My friend Lorna urges couples to think seriously about housing options as they age. She and her husband, Peter, who suffered from ALS, had sold their home and moved to a continuing care retirement community. But when Peter died shortly after they moved in 2019, a CCRC wasn’t suitable for Lorna. “It took me four years to come up with a place I can think of as home,” says Lorna. She eventually purchased a house that the previous owner had outfitted to age in place

Susan regrets that she and her husband didn’t talk about funeral arrangements. John served as a Green Beret and had bought a burial plot in a military cemetery, but he had never discussed the service he wanted. When the time came, says Susan, “the choices had to be solely mine.” 

All three of my friends have found it beneficial to work with financial advisers — and they prefer to work with them in person. After about a year, Lorna switched from her husband’s adviser to a new one because “I wanted someone who would call me back.” 

Armstrong, who is founder and CEO emeritus of her own financial advisory firm, is sympathetic on both counts. “Any new relationship with an adviser should be personal,” she says. “A widow should say that up front and ask whether the adviser would be comfortable doing that.” (Search for an adviser through the National Association of Personal Financial Advisors.) 
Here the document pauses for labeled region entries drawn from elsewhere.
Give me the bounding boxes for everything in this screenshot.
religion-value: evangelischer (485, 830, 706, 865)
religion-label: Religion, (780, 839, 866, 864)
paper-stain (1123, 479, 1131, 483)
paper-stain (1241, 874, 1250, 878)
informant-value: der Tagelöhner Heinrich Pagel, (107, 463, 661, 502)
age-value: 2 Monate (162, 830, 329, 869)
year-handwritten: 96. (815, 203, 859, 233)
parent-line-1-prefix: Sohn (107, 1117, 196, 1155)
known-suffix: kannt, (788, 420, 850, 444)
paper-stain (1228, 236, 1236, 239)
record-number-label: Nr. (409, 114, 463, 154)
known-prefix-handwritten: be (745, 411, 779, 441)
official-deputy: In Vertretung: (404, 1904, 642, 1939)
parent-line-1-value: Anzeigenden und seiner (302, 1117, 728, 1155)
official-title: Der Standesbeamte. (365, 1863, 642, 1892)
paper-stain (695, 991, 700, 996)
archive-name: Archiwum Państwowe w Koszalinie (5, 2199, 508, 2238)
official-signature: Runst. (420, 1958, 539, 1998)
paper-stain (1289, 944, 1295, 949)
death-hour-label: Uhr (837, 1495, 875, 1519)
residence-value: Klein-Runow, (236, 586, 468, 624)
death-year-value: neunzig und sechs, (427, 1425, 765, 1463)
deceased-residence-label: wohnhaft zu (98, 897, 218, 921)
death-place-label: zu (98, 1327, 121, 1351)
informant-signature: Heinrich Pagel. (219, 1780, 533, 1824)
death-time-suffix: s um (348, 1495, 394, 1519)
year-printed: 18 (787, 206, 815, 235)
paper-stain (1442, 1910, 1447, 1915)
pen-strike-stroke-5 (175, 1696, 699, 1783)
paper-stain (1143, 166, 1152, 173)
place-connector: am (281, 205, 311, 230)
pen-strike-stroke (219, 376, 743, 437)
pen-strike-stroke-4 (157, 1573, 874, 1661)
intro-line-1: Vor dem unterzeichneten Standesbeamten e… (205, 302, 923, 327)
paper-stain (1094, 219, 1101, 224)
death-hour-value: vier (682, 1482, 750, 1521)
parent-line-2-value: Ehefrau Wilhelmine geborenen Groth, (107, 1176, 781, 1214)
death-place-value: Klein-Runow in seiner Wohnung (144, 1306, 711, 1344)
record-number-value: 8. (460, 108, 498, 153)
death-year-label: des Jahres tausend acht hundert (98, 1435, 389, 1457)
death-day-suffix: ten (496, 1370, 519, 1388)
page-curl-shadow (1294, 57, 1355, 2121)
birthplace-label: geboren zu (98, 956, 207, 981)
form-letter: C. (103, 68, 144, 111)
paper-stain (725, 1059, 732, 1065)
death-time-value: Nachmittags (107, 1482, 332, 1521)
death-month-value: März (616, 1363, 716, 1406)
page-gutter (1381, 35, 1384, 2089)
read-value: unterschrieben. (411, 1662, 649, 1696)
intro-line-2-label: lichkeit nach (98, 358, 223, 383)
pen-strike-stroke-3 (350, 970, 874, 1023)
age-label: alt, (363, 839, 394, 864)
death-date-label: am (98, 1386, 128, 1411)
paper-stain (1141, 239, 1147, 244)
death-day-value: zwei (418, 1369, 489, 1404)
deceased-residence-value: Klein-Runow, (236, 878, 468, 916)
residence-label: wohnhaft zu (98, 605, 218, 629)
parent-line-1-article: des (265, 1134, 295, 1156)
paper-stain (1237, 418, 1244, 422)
Advisers can also be helpful for sorting out thorny tax issues, such as your new filing status, any medical expenses for the deceased spouse and rules for inherited IRAs, which are “ridiculously complex,” says David Silversmith, senior tax manager with Eisner Advisory Group in Melville, N.Y. 

On a personal note, Susan advises giving yourself at least two years to adjust to your new situation. “I think you have to go through a cycle of holidays first,” she says. As time goes on, “you feel the loss as an ache rather than a sword through the heart.”